Ülkemizin ekonomisi dünya ülkeleri içinde yer alabilmesi için ekonomimizin gelişmesi gerekir. Ekonomisi güçlü olan ülkeler bulunduğu konum itibariyle çevresinde söz sahibi oldular. Ekonomi tarım, ticaret, endüstri, üretim ve ürettiğimiz ürünlerin iç ve dış piyasalarda satışa sunulması demektir.
Dünya ülkeleri Amerika, Japonya, Almanya, İngiltere, Fransa gibi ülkeler bilim ve teknolojiye yatırımlarını yapmışlar. Ekonomilerinin gelişmesi ve ürettikleri ürünlerin dünya pazarlarında satışını sağlamak amacıyla önlemleri almışlar. Ürettikleri ürünler marka haline gelmiş. Bu devletlerin ekonomileri her zaman güçlü olmuş. Kişi başına düşen milli gelirde buna paralel yükselmektedir. Sanayide ve teknolojide ileri giden ülkeler zengin ülkelerdir. Sadece endüstride değil eğitim, kültür, sanat her alanda gelişmişler.

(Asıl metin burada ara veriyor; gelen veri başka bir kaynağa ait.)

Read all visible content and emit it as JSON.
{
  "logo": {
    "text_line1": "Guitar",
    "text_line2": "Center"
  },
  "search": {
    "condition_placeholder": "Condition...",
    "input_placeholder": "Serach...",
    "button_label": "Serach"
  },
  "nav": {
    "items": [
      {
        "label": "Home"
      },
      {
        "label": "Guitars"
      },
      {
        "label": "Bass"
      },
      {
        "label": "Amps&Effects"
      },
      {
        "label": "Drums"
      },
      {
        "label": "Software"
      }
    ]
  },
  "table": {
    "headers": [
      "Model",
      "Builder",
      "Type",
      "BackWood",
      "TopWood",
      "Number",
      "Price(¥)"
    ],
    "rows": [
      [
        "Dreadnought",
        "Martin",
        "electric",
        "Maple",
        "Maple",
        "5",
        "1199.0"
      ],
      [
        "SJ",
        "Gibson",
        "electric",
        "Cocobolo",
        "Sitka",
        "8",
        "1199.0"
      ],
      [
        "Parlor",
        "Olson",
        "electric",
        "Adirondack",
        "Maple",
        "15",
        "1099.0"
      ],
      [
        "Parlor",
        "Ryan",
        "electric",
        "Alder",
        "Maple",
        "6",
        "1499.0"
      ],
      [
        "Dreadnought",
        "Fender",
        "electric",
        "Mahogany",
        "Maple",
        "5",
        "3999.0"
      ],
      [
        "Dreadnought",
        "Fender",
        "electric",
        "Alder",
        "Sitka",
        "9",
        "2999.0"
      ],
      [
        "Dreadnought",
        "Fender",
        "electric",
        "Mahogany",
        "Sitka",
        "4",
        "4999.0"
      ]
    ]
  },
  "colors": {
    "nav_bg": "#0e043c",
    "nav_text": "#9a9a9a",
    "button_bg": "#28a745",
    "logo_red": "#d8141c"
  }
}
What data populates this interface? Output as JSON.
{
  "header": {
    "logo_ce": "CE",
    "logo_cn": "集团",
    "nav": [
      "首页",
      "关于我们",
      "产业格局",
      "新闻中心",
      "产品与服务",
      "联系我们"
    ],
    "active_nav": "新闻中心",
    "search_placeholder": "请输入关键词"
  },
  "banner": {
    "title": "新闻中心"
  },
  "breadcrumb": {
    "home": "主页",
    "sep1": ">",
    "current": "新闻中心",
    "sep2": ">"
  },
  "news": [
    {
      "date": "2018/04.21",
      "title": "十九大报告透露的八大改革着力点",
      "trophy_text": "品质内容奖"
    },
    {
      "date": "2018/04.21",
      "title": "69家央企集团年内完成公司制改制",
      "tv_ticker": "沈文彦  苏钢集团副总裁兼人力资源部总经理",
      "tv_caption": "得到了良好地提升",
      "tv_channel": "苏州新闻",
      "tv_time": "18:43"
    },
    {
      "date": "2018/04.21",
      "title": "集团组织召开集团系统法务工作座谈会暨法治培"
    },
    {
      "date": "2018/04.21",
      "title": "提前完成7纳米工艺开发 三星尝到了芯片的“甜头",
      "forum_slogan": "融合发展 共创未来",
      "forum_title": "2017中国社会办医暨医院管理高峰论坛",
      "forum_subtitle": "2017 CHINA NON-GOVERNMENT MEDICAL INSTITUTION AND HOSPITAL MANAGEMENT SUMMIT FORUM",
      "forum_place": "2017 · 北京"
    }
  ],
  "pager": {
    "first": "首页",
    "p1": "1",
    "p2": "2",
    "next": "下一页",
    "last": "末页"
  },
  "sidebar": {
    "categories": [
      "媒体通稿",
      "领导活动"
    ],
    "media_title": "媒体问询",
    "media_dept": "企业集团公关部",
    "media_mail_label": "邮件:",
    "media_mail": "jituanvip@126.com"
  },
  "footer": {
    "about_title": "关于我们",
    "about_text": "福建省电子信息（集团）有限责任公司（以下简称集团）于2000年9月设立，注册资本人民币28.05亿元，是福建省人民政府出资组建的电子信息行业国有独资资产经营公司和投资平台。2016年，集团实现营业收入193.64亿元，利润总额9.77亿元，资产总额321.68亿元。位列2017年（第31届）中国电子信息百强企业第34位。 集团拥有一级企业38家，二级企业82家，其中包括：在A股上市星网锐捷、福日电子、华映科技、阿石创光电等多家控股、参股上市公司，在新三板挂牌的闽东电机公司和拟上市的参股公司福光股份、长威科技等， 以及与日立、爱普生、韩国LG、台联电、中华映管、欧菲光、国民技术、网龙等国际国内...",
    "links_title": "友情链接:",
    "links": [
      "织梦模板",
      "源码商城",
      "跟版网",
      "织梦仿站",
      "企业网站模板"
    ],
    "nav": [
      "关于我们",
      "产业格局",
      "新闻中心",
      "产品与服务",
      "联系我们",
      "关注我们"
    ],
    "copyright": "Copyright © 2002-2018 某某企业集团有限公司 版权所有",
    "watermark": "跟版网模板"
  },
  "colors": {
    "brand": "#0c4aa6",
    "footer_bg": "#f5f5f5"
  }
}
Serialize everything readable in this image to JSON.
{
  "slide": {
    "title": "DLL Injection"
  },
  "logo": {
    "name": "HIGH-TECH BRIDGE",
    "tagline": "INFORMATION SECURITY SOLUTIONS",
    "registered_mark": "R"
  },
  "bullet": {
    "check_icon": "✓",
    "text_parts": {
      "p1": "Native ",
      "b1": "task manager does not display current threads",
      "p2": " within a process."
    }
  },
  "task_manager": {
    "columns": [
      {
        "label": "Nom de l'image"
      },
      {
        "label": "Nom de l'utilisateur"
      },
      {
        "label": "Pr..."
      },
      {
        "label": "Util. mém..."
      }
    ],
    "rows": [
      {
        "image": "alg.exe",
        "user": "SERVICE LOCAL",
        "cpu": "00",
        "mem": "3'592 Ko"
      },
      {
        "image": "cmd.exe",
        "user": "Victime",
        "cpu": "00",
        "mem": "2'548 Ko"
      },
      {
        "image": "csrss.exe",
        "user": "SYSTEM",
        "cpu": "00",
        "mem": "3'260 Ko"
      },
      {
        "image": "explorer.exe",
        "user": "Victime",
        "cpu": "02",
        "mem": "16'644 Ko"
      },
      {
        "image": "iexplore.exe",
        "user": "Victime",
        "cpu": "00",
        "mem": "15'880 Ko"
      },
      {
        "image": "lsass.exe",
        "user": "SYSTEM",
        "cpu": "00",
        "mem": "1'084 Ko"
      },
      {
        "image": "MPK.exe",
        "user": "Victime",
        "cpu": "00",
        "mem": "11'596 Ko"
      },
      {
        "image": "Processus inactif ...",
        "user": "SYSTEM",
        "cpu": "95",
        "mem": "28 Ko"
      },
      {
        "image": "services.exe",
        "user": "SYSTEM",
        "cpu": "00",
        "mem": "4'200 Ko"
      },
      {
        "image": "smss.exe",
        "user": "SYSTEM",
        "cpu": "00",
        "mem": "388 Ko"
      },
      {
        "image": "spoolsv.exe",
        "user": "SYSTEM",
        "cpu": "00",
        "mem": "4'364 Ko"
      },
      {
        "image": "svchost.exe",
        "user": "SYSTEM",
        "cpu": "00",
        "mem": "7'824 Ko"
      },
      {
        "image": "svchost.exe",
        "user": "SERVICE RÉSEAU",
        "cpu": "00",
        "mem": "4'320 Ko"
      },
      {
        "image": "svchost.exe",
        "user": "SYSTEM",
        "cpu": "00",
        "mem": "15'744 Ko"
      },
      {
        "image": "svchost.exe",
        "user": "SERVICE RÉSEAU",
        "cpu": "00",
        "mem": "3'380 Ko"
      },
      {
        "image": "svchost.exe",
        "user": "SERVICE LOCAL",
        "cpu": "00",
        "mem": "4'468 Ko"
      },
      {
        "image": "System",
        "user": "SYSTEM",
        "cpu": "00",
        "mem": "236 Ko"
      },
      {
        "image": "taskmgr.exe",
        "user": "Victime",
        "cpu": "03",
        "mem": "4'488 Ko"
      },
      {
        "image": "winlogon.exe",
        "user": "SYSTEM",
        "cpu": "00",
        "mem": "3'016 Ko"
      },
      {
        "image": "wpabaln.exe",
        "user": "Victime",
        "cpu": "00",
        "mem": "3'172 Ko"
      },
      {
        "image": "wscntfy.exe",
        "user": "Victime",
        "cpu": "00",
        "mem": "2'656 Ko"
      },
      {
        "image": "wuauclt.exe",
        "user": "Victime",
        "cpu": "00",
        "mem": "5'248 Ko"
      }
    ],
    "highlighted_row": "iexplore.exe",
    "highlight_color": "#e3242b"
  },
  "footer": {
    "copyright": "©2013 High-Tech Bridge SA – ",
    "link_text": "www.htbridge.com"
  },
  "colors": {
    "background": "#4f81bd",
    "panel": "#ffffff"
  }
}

Avrupa ve gelişmiş ülkelerde enflasyon 1-5 puan gibi küçük artışlar olmaktadır. Ekonomileri gelişmiş ve fiyat artışları standart, yüksek fiyat artışlarına ekonomik yapıları izin vermiyor. Böyle olunca ekonomilerinde enflasyon yükselmiyor.
Kim ne derse desin serbest piyasa ekonomisi bize göre değil. Serbest piyasada arz ve talebe göre fiyatlar değişiyor. Üretici veya satıcı ürettiği malın fiyatını iki, üç misli artırıyor. Ürün ve malların fiyatı artınca piyasada her şeye zam yapılıyor. Enflasyon yükseliyor. Her şeyin fiyatı artıyor. Bu da vatandaşlarımızı zor durumda bırakıyor. Üretilen ürünlerin malların fiyatlarında kar oranı belli olsa kimse bu fiyatın üzerinde satış yapamaz. Ev, dükkân kiraları da yükselmez.
Emekliler, geliri olmayanlar, gençlerin geleceği parlak değil. Bu hayat pahalılığında gençler nasıl evlenecek, yuva kuracak. İşi gücü de yoksa temelli kötü. Ne yiyecek, ne içecek anne babasın eline bakacak. Serbest piyasa ekonomisinde fiyat standart olmuyor. Satıcı veya üretici ürettiği eşya veya malı istediği fiyata satabiliyor. Bu satışlar piyasadaki dengeleri bozuyor. Satıcılar sattıkları bir ürünün etiket üzerinde alış ve satış fiyatları yazılsa satıcının kar oranını görebilirsiniz.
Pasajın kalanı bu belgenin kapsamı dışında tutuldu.